Script used to scrape key details from Jisho.org regarding terms passed in by an input text file. The resulting data is then formatted and written to a respective output text file. Users can then easily ingest these output files into flashcard / study programs of ther choosing.
- kanji
<string>
: Text representation of a given word including both Hiragana and Kanji. - furi
<list>
: List of furigana associated with a given phrase. Array index correlates to their respective kanji character in the phrase. Empty spaces account for Hiragana. - jlpt
<string>
: JLPT Rating (N1 - N5) for a given term. Empty if not provided. - gram
<list>
: List of grammar role for a given word. Parts of speech, transitive or intransitive, etc. - def
<string>
: English translation for a given phrase. - searchTerm
<string>
: Raw string provided by input file for term search. Either Romanji or Hiragana. - kanaFlag
<Boolean>
: Flag for whether or not a given term should be corrected to the kanji equivalent.
// Romanji Search with default kanaFlag disabled
{
kanji: '英語',
furi: [ 'えい', 'ご' ],
jlpt: 'N5',
gram: [ 'Noun', ' No-adjective' ],
def: 'English (language)'
searchTerm: 'eigo',
kanaFlag: false
}
// Hiragana search with default kanaFlag disabled
{
kanji: '走り回る',
furi: [ 'はし', '', 'まわ', '' ],
jlpt: '',
gram: [ 'Godan verb with ru ending', ' intransitive verb' ],
def: 'to run around',
searchTerm: 'はしりまわる',
kanaFlag: false
};
// Hiragana search with default kanaFlag enabled
{
kanji: '彼の',
furi: [ 'あ', '' ],
jlpt: [ 'N1', index: 5, input: 'JLPT N1', groups: undefined ],
gram: [ 'Pre-noun adjectival' ],
def: 'that; those; the',
searchTerm: 'あの',
kanaFlag: true
};
Basic text file containing terms written in Hiragana, Kanji, or Romanji. Terms are separated by newlines \n
such that one term exists per line.
Formatted text file where each line contains all of the data collected for a given term. Fields are tab \t
separated due to the prevelance of semi-colons and commas inside Jisho definitions.
英語
ima
たべる
読む
英語 英[えい]語[ご] N5 Noun, No-adjective English (language)
今 今[いま] N5 Noun, No-adjective, Adverb now; the present time; just now; soon; immediately
食べる 食[た]べる N5 Ichidan verb, Transitive verb to eat
読む 読[よ]む N5 Godan verb with mu ending, Transitive verb to read
- Parse terms from the provided input file.

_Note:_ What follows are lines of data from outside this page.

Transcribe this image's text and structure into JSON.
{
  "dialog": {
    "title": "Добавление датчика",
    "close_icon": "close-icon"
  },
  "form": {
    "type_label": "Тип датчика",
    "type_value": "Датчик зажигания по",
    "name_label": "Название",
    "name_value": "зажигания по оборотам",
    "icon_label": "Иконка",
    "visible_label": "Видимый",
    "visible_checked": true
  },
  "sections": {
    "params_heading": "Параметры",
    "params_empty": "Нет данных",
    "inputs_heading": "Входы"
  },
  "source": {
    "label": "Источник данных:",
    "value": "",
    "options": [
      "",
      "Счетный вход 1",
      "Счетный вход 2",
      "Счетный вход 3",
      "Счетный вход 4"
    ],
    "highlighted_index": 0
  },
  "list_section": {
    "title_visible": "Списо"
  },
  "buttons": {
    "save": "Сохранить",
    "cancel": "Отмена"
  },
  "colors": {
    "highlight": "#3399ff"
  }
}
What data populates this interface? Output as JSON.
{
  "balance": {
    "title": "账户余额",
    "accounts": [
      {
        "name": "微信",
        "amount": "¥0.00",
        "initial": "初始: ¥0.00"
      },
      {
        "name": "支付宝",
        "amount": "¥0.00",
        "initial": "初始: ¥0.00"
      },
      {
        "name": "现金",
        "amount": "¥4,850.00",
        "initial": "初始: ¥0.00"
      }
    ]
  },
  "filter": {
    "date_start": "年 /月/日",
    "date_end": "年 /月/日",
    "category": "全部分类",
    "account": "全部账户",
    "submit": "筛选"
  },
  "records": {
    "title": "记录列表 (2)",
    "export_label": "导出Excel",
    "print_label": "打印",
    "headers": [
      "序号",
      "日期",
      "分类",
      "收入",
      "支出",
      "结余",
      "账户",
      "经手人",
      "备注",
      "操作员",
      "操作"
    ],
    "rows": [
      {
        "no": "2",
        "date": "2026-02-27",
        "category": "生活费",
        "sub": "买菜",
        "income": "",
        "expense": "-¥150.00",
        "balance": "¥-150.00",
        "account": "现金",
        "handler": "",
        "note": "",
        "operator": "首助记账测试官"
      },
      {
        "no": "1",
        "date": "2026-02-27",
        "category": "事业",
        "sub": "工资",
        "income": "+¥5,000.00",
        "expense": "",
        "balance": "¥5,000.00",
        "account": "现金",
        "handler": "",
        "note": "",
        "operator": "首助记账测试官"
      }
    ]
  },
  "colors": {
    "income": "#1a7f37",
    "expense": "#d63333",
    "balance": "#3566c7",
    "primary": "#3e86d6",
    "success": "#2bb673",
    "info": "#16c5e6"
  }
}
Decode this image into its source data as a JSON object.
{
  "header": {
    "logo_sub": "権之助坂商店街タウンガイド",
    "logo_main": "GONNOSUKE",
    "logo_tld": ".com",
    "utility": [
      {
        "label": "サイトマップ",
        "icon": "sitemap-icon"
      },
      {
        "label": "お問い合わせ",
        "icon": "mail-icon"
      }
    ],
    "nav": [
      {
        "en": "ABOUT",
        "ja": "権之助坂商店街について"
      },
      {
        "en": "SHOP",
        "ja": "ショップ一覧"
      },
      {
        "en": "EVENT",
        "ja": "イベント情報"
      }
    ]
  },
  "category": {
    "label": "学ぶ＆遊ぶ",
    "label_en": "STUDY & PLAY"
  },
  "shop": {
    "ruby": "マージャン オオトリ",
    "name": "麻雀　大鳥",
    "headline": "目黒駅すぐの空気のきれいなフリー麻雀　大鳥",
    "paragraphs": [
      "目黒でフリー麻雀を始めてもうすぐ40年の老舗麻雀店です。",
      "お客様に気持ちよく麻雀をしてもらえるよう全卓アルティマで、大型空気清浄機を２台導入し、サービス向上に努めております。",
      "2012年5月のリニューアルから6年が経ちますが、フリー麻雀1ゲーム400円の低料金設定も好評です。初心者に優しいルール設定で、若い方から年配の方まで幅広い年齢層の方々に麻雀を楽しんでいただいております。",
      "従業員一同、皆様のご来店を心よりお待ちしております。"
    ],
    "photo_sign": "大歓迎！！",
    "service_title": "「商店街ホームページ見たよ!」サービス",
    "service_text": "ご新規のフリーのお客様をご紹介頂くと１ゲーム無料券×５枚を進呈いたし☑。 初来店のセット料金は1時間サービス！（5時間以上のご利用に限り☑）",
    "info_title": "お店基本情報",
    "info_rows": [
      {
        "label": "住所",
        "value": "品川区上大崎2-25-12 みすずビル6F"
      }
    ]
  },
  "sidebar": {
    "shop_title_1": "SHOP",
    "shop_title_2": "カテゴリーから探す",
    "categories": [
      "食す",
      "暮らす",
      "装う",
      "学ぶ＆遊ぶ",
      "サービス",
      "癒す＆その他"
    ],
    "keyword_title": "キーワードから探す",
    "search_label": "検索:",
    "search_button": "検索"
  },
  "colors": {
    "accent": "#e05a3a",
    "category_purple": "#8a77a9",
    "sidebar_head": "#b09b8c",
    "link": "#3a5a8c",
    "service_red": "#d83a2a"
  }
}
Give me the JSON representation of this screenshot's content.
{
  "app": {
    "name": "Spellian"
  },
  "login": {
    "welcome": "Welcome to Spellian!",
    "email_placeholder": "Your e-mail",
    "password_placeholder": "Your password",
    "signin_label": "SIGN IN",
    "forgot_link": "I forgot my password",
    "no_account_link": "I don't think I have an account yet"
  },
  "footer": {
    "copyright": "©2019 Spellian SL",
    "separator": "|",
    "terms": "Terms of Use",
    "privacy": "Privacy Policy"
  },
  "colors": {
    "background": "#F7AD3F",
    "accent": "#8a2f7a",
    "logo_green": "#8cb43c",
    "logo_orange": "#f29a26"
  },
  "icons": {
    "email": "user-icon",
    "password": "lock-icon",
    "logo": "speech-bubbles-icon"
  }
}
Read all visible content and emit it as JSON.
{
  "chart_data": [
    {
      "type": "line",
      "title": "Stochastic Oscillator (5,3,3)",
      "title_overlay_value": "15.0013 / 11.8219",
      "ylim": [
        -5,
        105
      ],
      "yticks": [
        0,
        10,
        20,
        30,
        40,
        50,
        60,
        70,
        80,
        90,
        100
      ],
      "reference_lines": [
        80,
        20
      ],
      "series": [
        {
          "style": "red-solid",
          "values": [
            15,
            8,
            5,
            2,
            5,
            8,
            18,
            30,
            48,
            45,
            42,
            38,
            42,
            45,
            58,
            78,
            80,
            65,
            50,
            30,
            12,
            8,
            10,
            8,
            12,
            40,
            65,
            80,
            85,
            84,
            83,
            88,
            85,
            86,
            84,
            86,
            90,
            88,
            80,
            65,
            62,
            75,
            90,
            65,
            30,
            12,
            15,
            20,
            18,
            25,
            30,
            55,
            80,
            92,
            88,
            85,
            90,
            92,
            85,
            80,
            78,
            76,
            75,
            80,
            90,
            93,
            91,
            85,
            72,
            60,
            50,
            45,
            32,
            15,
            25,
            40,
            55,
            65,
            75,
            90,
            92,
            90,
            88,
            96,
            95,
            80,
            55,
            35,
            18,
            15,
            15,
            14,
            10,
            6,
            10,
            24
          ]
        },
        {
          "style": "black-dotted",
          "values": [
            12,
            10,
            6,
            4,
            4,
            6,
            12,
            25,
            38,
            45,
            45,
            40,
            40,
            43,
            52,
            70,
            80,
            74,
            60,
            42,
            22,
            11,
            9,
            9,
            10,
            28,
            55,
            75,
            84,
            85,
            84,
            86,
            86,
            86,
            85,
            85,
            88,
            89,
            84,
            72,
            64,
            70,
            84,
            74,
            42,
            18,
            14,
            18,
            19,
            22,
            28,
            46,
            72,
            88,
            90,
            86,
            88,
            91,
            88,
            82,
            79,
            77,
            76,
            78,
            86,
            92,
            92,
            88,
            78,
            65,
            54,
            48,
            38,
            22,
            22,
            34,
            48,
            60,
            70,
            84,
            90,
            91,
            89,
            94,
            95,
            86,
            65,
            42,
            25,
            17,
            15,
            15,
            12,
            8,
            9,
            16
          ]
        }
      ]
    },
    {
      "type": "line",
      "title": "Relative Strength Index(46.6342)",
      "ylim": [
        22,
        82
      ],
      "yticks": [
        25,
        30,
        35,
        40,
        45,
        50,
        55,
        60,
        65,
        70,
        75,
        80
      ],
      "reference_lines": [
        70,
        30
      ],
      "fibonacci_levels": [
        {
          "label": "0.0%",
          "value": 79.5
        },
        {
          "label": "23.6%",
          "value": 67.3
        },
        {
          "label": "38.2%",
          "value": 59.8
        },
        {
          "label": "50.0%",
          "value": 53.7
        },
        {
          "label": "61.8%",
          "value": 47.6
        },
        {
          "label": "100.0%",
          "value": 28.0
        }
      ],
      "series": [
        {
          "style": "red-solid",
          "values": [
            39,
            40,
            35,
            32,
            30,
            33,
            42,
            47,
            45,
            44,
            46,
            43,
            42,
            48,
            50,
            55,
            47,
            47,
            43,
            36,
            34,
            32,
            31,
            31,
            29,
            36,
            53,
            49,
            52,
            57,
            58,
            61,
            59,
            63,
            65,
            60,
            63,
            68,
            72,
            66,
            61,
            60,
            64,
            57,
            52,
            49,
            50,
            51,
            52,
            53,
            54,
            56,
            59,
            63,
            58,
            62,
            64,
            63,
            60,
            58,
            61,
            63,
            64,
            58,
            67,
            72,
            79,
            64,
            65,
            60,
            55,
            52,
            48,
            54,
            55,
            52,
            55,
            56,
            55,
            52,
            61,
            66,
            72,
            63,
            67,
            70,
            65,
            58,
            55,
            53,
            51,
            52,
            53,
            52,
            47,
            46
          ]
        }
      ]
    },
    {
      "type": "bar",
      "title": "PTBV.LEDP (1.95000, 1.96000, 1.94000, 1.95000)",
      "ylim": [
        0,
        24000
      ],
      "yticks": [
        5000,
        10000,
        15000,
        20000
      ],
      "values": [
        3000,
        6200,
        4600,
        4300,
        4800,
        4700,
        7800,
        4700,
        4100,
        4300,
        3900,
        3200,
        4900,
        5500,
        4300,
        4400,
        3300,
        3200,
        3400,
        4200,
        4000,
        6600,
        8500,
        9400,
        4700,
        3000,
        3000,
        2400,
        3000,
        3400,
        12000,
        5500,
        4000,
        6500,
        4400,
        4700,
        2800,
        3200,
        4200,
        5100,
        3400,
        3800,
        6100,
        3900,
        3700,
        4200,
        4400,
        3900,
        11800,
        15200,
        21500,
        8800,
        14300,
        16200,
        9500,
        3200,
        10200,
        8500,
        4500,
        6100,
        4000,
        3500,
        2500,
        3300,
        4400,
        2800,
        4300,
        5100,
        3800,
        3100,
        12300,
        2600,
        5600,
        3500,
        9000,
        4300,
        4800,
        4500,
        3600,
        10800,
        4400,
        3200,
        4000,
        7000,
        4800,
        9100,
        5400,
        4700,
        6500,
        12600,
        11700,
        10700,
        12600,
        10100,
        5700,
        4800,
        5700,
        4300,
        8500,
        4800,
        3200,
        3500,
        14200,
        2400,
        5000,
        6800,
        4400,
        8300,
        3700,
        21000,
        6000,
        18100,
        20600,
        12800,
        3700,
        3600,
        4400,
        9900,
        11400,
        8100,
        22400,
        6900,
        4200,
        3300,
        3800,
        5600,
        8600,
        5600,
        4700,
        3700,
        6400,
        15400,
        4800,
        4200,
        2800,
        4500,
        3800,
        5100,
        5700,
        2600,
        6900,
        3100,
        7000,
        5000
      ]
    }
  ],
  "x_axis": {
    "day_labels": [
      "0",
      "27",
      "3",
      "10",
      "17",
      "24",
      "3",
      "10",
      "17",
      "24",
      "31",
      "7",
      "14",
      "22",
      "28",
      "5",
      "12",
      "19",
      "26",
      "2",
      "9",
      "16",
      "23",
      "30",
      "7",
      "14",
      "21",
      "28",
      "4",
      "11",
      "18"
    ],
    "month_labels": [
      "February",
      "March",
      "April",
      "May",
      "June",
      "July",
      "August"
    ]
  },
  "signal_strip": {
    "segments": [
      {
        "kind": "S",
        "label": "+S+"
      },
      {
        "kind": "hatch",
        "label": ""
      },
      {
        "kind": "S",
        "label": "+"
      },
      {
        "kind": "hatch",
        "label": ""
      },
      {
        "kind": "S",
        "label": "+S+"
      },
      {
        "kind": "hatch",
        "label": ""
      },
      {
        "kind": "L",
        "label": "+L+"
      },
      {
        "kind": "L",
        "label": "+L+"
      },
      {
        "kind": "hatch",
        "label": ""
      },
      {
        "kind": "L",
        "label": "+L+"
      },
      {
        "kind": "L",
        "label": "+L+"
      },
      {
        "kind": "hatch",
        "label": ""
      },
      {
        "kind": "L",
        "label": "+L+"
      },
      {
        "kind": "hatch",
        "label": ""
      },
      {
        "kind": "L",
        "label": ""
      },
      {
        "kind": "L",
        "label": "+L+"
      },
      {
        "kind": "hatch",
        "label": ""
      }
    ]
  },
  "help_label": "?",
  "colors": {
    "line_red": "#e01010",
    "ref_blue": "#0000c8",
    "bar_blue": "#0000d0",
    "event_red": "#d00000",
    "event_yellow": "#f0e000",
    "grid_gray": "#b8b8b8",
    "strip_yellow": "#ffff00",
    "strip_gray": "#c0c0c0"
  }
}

- Make web request to Jisho.org to search term definitions.
- Scrape HTML using JQuery to grab term data.
- Auto-correct input term to Kanji with Furigana unless unless an "only kana" flag is present. This flag implies that a given term is generally written using purely Hiragana or Katakana.
- If there is no reading available, copy forward Kanji / Search Term for reading
- Write formatted data block to dedicated output textfile.
- Run command
npm run main input.txt
, whereinput.txt
is the path to your file. - Grab generated
output.txt
files. - Upload to flashcard ingestion service of your choice!
If you want to quickly generate a large volume of flashcards, this script pairs with my JLPT Vocab Scraper. This project prompts the user (via the terminal) for a target JLPT level (1-5) and then scrapes all relevant vocabulary terms from JLPT Sensei, a site dedicated to helping students pass the JLPT. This results in a newline separated output file that can easily be used as input for flashcard generation.